One year ago, I turned twenty-five on the twenty fifth of October. It is said that when your age matches the date of your birth, that year is "Golden," and, at the time, I must admit that I felt more like "Rust." I was one quarter of a century old, and all of a sudden my female instincts started to haunt my mind. All that I could think about was the fact that I only had five more years left in my twenties- "the best years of your life," and the second hand of my clock was spinning fast. I was in some weird limbo stuck in Los Angeles, lost and completely passionless...
It is amazing when you discover again what ignites you. After a couple of quick trips back to the mountains, Colorado caught fire to my heart. Since my move back in January, I have found such a "Golden" purpose to my every day life. I have gotten to mash up all of my passions into one solid direction, and this concept of a "Golden Year" has proven true! Now it's onto another 365 days of self-discovery, love, and passion. Thank you to everyone who has been a huge part of my journey this last year!

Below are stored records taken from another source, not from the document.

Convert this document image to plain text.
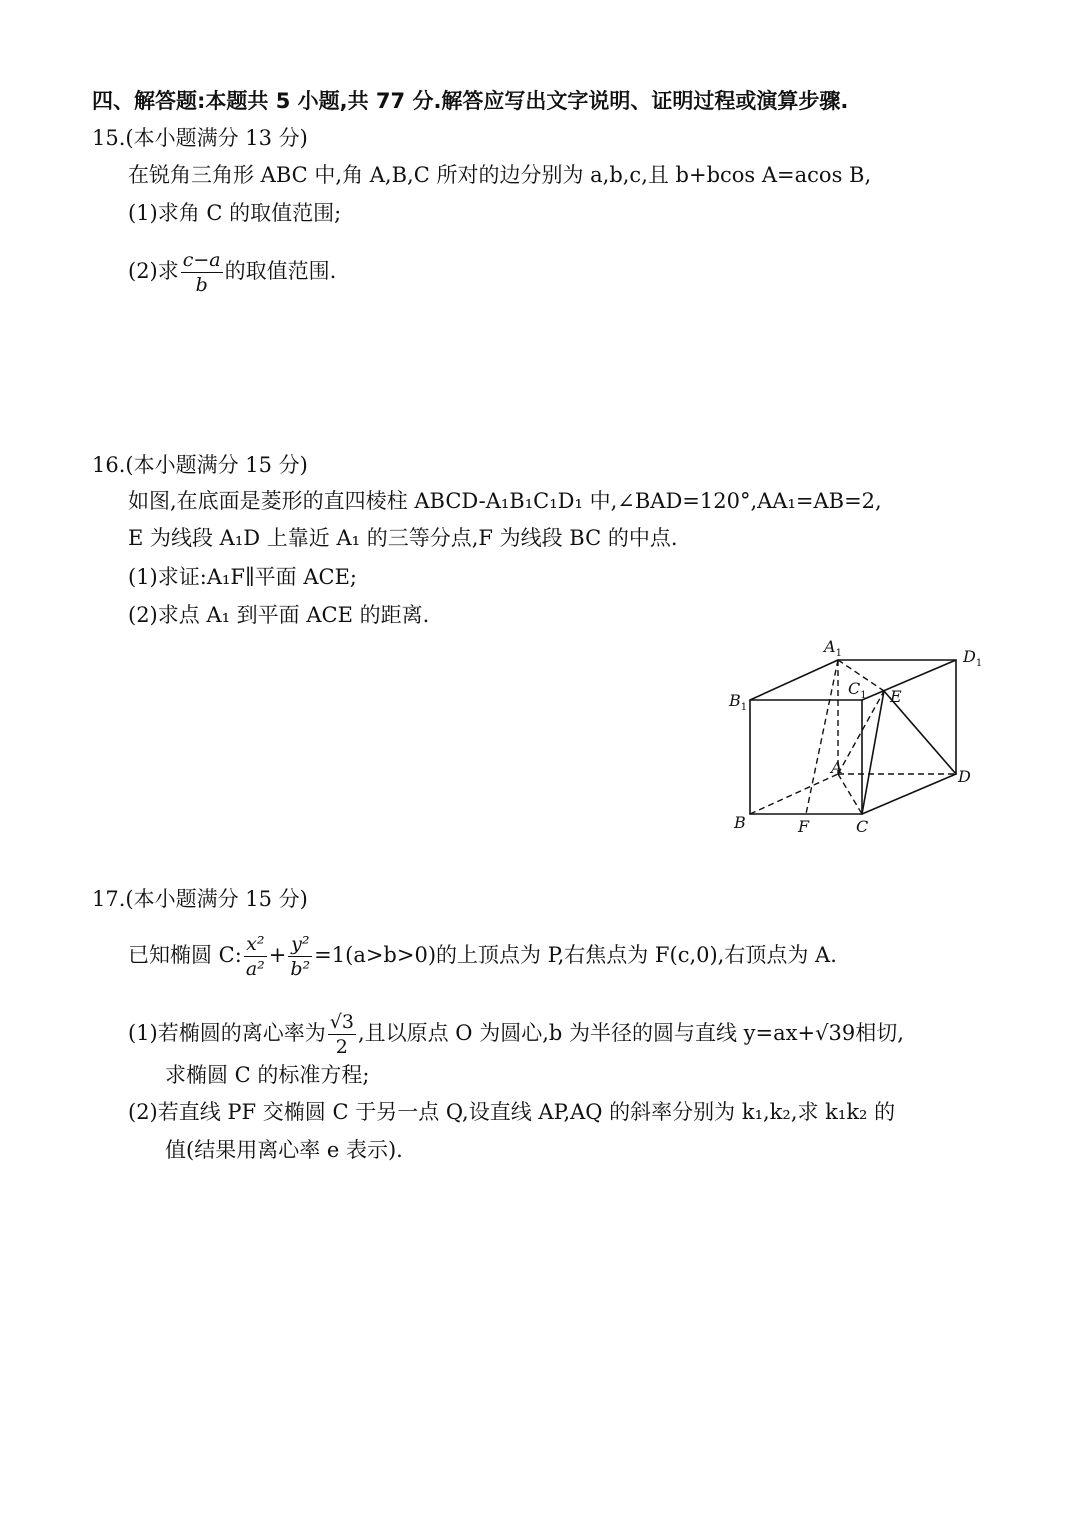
四、解答题:本题共 5 小题,共 77 分.解答应写出文字说明、证明过程或演算步骤.
15.(本小题满分 13 分)
在锐角三角形 ABC 中,角 A,B,C 所对的边分别为 a,b,c,且 b+bcos A=acos B,
(1)求角 C 的取值范围;
(2)求 $\frac{c-a}{b}$ 的取值范围.
16.(本小题满分 15 分)
如图,在底面是菱形的直四棱柱 ABCD-A₁B₁C₁D₁ 中,∠BAD=120°,AA₁=AB=2,
E 为线段 A₁D 上靠近 A₁ 的三等分点,F 为线段 BC 的中点.
(1)求证:A₁F∥平面 ACE;
(2)求点 A₁ 到平面 ACE 的距离.
$A_1$	$D_1$
$B_1$
$C_1$ E
A	D
B	F	C
17.(本小题满分 15 分)
已知椭圆 C: $\frac{\text{x²}}{\text{a²}} + \frac{\text{y²}}{\text{b²}} =1(a>b>0)$的上顶点为 P,右焦点为 F(c,0),右顶点为 A.
(1)若椭圆的离心率为 $\frac{√3}{2}$ ,且以原点 O 为圆心,b 为半径的圆与直线 y=ax+√39相切,
求椭圆 C 的标准方程;
(2)若直线 PF 交椭圆 C 于另一点 Q,设直线 AP,AQ 的斜率分别为 k₁,k₂,求 k₁k₂ 的
值(结果用离心率 e 表示).
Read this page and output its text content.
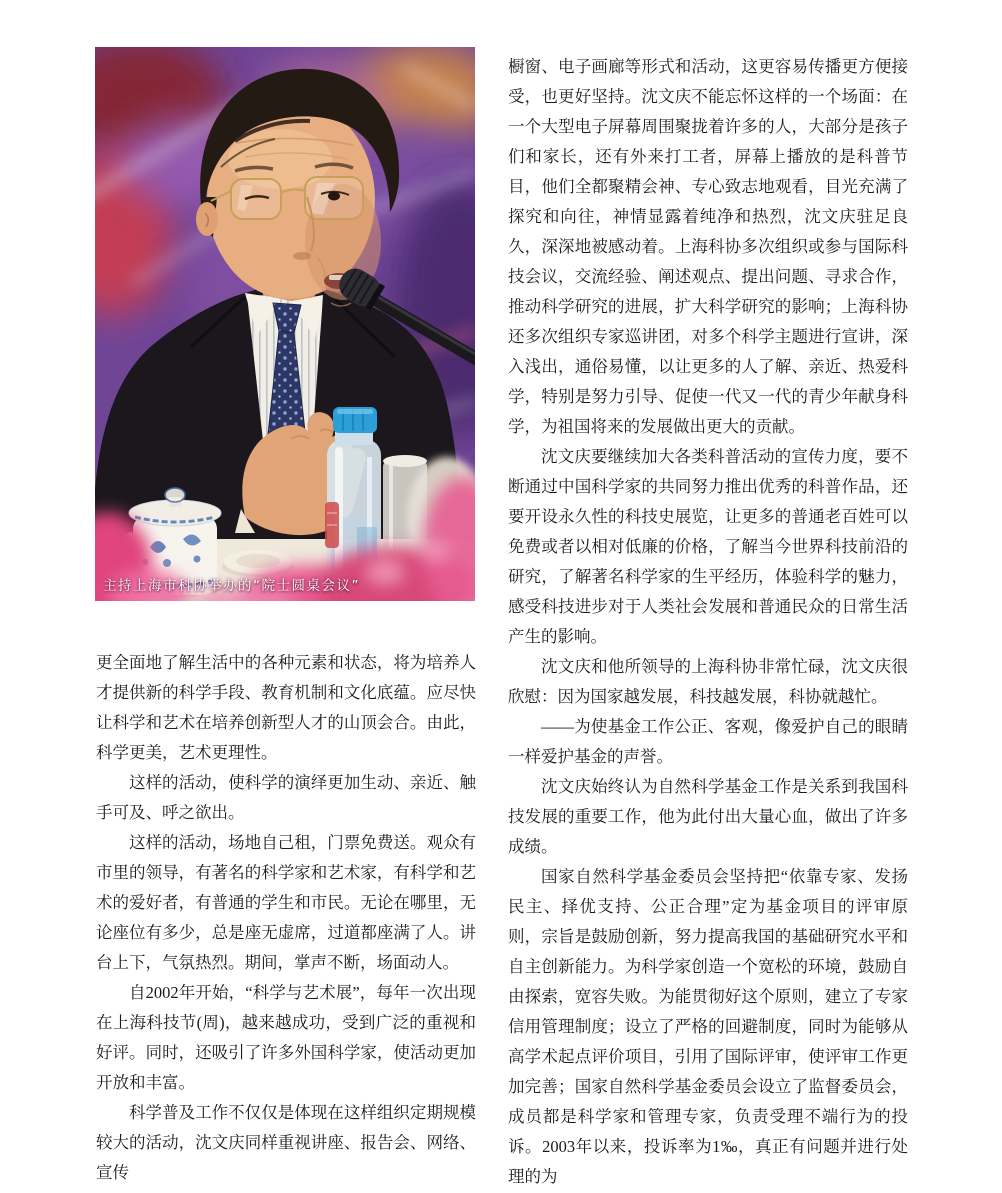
主持上海市科协举办的“院士圆桌会议”

更全面地了解生活中的各种元素和状态，将为培养人才提供新的科学手段、教育机制和文化底蕴。应尽快让科学和艺术在培养创新型人才的山顶会合。由此，科学更美，艺术更理性。

这样的活动，使科学的演绎更加生动、亲近、触手可及、呼之欲出。

这样的活动，场地自己租，门票免费送。观众有市里的领导，有著名的科学家和艺术家，有科学和艺术的爱好者，有普通的学生和市民。无论在哪里，无论座位有多少，总是座无虚席，过道都座满了人。讲台上下，气氛热烈。期间，掌声不断，场面动人。

自2002年开始，“科学与艺术展”，每年一次出现在上海科技节(周)，越来越成功，受到广泛的重视和好评。同时，还吸引了许多外国科学家，使活动更加开放和丰富。

科学普及工作不仅仅是体现在这样组织定期规模较大的活动，沈文庆同样重视讲座、报告会、网络、宣传

橱窗、电子画廊等形式和活动，这更容易传播更方便接受，也更好坚持。沈文庆不能忘怀这样的一个场面：在一个大型电子屏幕周围聚拢着许多的人，大部分是孩子们和家长，还有外来打工者，屏幕上播放的是科普节目，他们全都聚精会神、专心致志地观看，目光充满了探究和向往，神情显露着纯净和热烈，沈文庆驻足良久，深深地被感动着。上海科协多次组织或参与国际科技会议，交流经验、阐述观点、提出问题、寻求合作，推动科学研究的进展，扩大科学研究的影响；上海科协还多次组织专家巡讲团，对多个科学主题进行宣讲，深入浅出，通俗易懂，以让更多的人了解、亲近、热爱科学，特别是努力引导、促使一代又一代的青少年献身科学，为祖国将来的发展做出更大的贡献。

沈文庆要继续加大各类科普活动的宣传力度，要不断通过中国科学家的共同努力推出优秀的科普作品，还要开设永久性的科技史展览，让更多的普通老百姓可以免费或者以相对低廉的价格，了解当今世界科技前沿的研究，了解著名科学家的生平经历，体验科学的魅力，感受科技进步对于人类社会发展和普通民众的日常生活产生的影响。

沈文庆和他所领导的上海科协非常忙碌，沈文庆很欣慰：因为国家越发展，科技越发展，科协就越忙。

——为使基金工作公正、客观，像爱护自己的眼睛一样爱护基金的声誉。

沈文庆始终认为自然科学基金工作是关系到我国科技发展的重要工作，他为此付出大量心血，做出了许多成绩。

国家自然科学基金委员会坚持把“依靠专家、发扬民主、择优支持、公正合理”定为基金项目的评审原则，宗旨是鼓励创新，努力提高我国的基础研究水平和自主创新能力。为科学家创造一个宽松的环境，鼓励自由探索，宽容失败。为能贯彻好这个原则，建立了专家信用管理制度；设立了严格的回避制度，同时为能够从高学术起点评价项目，引用了国际评审，使评审工作更加完善；国家自然科学基金委员会设立了监督委员会，成员都是科学家和管理专家，负责受理不端行为的投诉。2003年以来，投诉率为1‰，真正有问题并进行处理的为
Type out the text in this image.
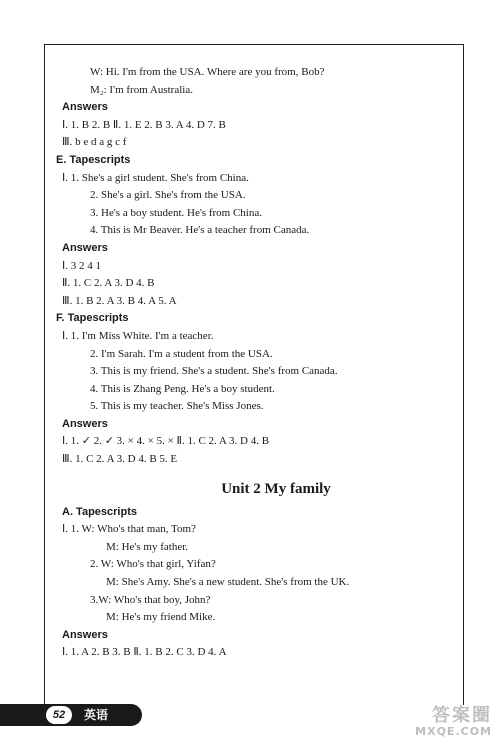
W: Hi. I'm from the USA. Where are you from, Bob?
M₂: I'm from Australia.
Answers
Ⅰ. 1. B 2. B Ⅱ. 1. E 2. B 3. A 4. D 7. B
Ⅲ. b e d a g c f
E. Tapescripts
Ⅰ. 1. She's a girl student. She's from China.
2. She's a girl. She's from the USA.
3. He's a boy student. He's from China.
4. This is Mr Beaver. He's a teacher from Canada.
Answers
Ⅰ. 3 2 4 1
Ⅱ. 1. C 2. A 3. D 4. B
Ⅲ. 1. B 2. A 3. B 4. A 5. A
F. Tapescripts
Ⅰ. 1. I'm Miss White. I'm a teacher.
2. I'm Sarah. I'm a student from the USA.
3. This is my friend. She's a student. She's from Canada.
4. This is Zhang Peng. He's a boy student.
5. This is my teacher. She's Miss Jones.
Answers
Ⅰ. 1. ✓ 2. ✓ 3. × 4. × 5. × Ⅱ. 1. C 2. A 3. D 4. B
Ⅲ. 1. C 2. A 3. D 4. B 5. E
Unit 2 My family
A. Tapescripts
Ⅰ. 1. W: Who's that man, Tom?
M: He's my father.
2. W: Who's that girl, Yifan?
M: She's Amy. She's a new student. She's from the UK.
3.W: Who's that boy, John?
M: He's my friend Mike.
Answers
Ⅰ. 1. A 2. B 3. B Ⅱ. 1. B 2. C 3. D 4. A
52	英语	答案圈
MXQE.COM
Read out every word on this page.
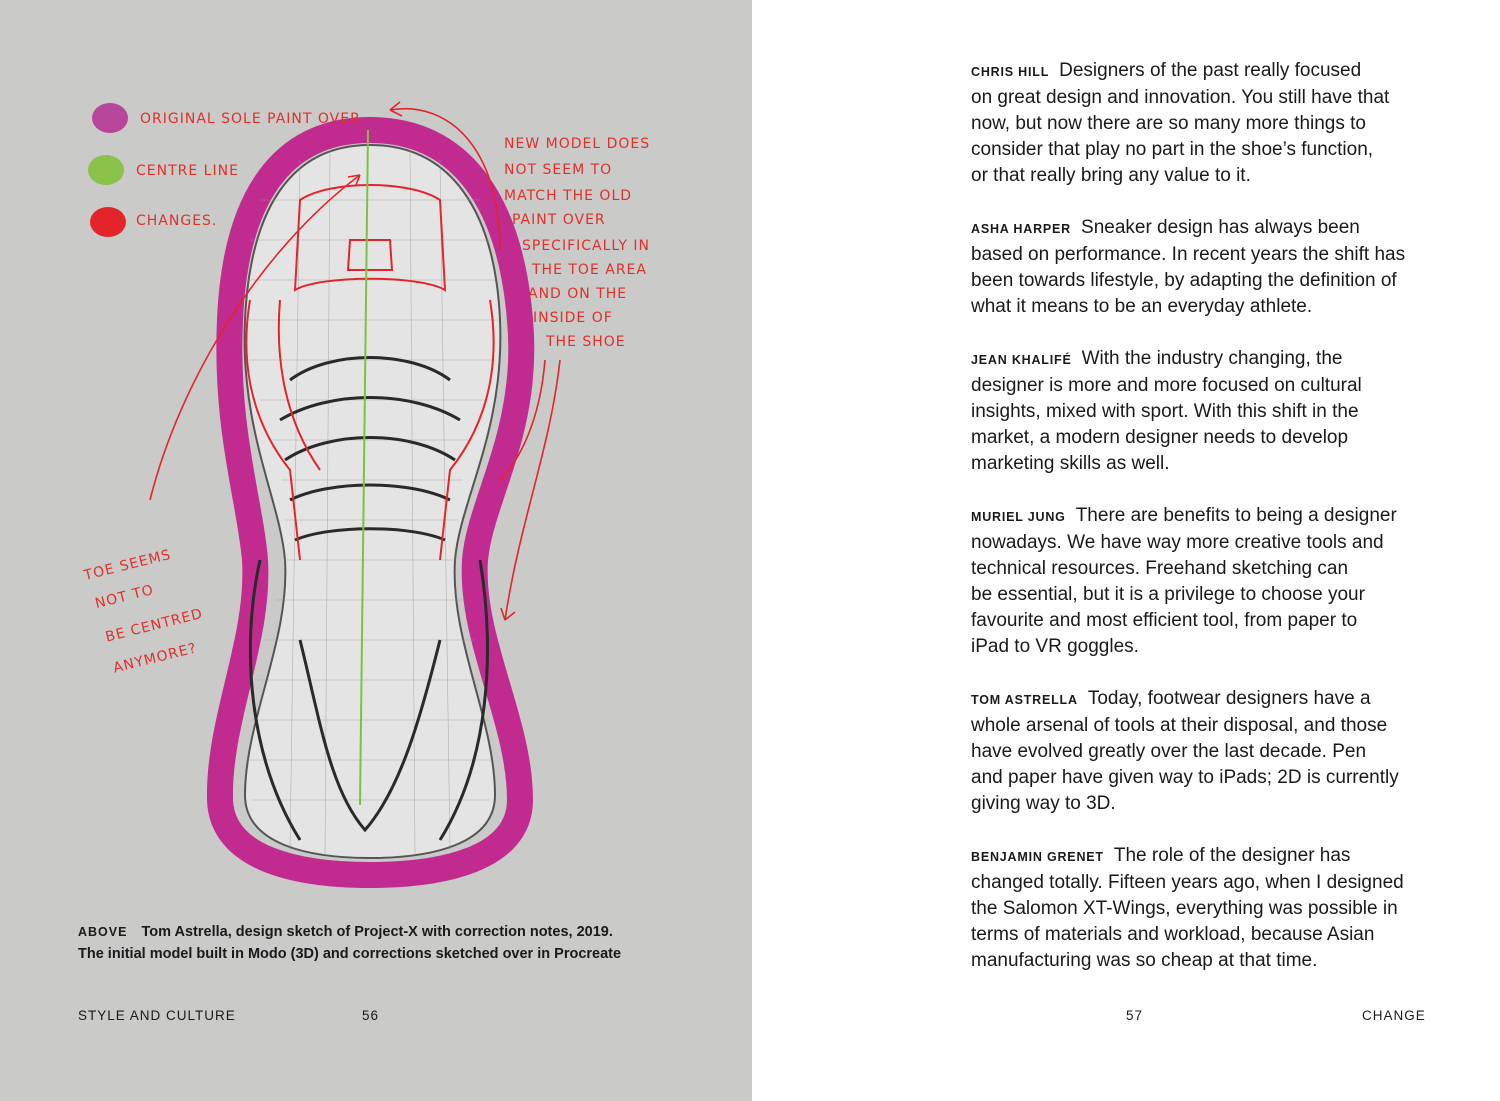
ORIGINAL SOLE PAINT OVER
CENTRE LINE
CHANGES.
NEW MODEL DOES
NOT SEEM TO
MATCH THE OLD
PAINT OVER
SPECIFICALLY IN
THE TOE AREA
AND ON THE
INSIDE OF
THE SHOE
TOE SEEMS
NOT TO
BE CENTRED
ANYMORE?
ABOVE Tom Astrella, design sketch of Project-X with correction notes, 2019.
The initial model built in Modo (3D) and corrections sketched over in Procreate
STYLE AND CULTURE	56

CHRIS HILL Designers of the past really focused
on great design and innovation. You still have that
now, but now there are so many more things to
consider that play no part in the shoe’s function,
or that really bring any value to it.

ASHA HARPER Sneaker design has always been
based on performance. In recent years the shift has
been towards lifestyle, by adapting the definition of
what it means to be an everyday athlete.

JEAN KHALIFÉ With the industry changing, the
designer is more and more focused on cultural
insights, mixed with sport. With this shift in the
market, a modern designer needs to develop
marketing skills as well.

MURIEL JUNG There are benefits to being a designer
nowadays. We have way more creative tools and
technical resources. Freehand sketching can
be essential, but it is a privilege to choose your
favourite and most efficient tool, from paper to
iPad to VR goggles.

TOM ASTRELLA Today, footwear designers have a
whole arsenal of tools at their disposal, and those
have evolved greatly over the last decade. Pen
and paper have given way to iPads; 2D is currently
giving way to 3D.

BENJAMIN GRENET The role of the designer has
changed totally. Fifteen years ago, when I designed
the Salomon XT-Wings, everything was possible in
terms of materials and workload, because Asian
manufacturing was so cheap at that time.

57	CHANGE
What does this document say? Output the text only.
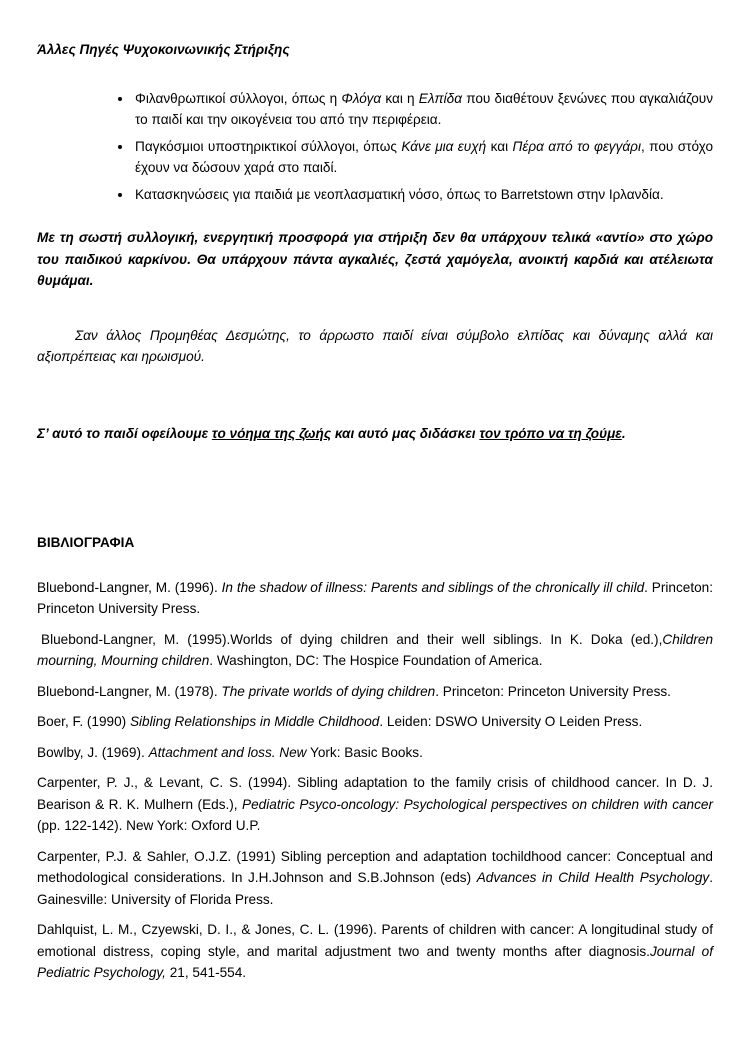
Άλλες Πηγές Ψυχοκοινωνικής Στήριξης
• Φιλανθρωπικοί σύλλογοι, όπως η Φλόγα και η Ελπίδα που διαθέτουν ξενώνες που αγκαλιάζουν το παιδί και την οικογένεια του από την περιφέρεια.
• Παγκόσμιοι υποστηρικτικοί σύλλογοι, όπως Κάνε μια ευχή και Πέρα από το φεγγάρι, που στόχο έχουν να δώσουν χαρά στο παιδί.
• Κατασκηνώσεις για παιδιά με νεοπλασματική νόσο, όπως το Barretstown στην Ιρλανδία.

Με τη σωστή συλλογική, ενεργητική προσφορά για στήριξη δεν θα υπάρχουν τελικά «αντίο» στο χώρο του παιδικού καρκίνου. Θα υπάρχουν πάντα αγκαλιές, ζεστά χαμόγελα, ανοικτή καρδιά και ατέλειωτα θυμάμαι.

Σαν άλλος Προμηθέας Δεσμώτης, το άρρωστο παιδί είναι σύμβολο ελπίδας και δύναμης αλλά και αξιοπρέπειας και ηρωισμού.

Σ’ αυτό το παιδί οφείλουμε το νόημα της ζωής και αυτό μας διδάσκει τον τρόπο να τη ζούμε.

ΒΙΒΛΙΟΓΡΑΦΙΑ

Bluebond-Langner, M. (1996). In the shadow of illness: Parents and siblings of the chronically ill child. Princeton: Princeton University Press.

Bluebond-Langner, M. (1995).Worlds of dying children and their well siblings. In K. Doka (ed.),Children mourning, Mourning children. Washington, DC: The Hospice Foundation of America.

Bluebond-Langner, M. (1978). The private worlds of dying children. Princeton: Princeton University Press.

Boer, F. (1990) Sibling Relationships in Middle Childhood. Leiden: DSWO University O Leiden Press.

Bowlby, J. (1969). Attachment and loss. New York: Basic Books.

Carpenter, P. J., & Levant, C. S. (1994). Sibling adaptation to the family crisis of childhood cancer. In D. J. Bearison & R. K. Mulhern (Eds.), Pediatric Psyco-oncology: Psychological perspectives on children with cancer (pp. 122-142). New York: Oxford U.P.

Carpenter, P.J. & Sahler, O.J.Z. (1991) Sibling perception and adaptation tochildhood cancer: Conceptual and methodological considerations. In J.H.Johnson and S.B.Johnson (eds) Advances in Child Health Psychology. Gainesville: University of Florida Press.

Dahlquist, L. M., Czyewski, D. I., & Jones, C. L. (1996). Parents of children with cancer: A longitudinal study of emotional distress, coping style, and marital adjustment two and twenty months after diagnosis.Journal of Pediatric Psychology, 21, 541-554.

For these photos, I let my hair go wild and did absolutely nothing to it... (It has an erratic and individualistic mind of it's own.) My boyfriend, Trevor, took me out to this delapidated, possibly haunted, farm in our hometown and snapped some photos of me while we explored. There was a ghostly and enchanting feeling on this quiet and cool fall morning, and it was so fun to wander around these ruins imagining what life would have been like years before. I think all of these photos seemed to have morphed us into spirit-like beings from the past...I find magic in places like this, and I encourage everyone to explore, wander, and get lost.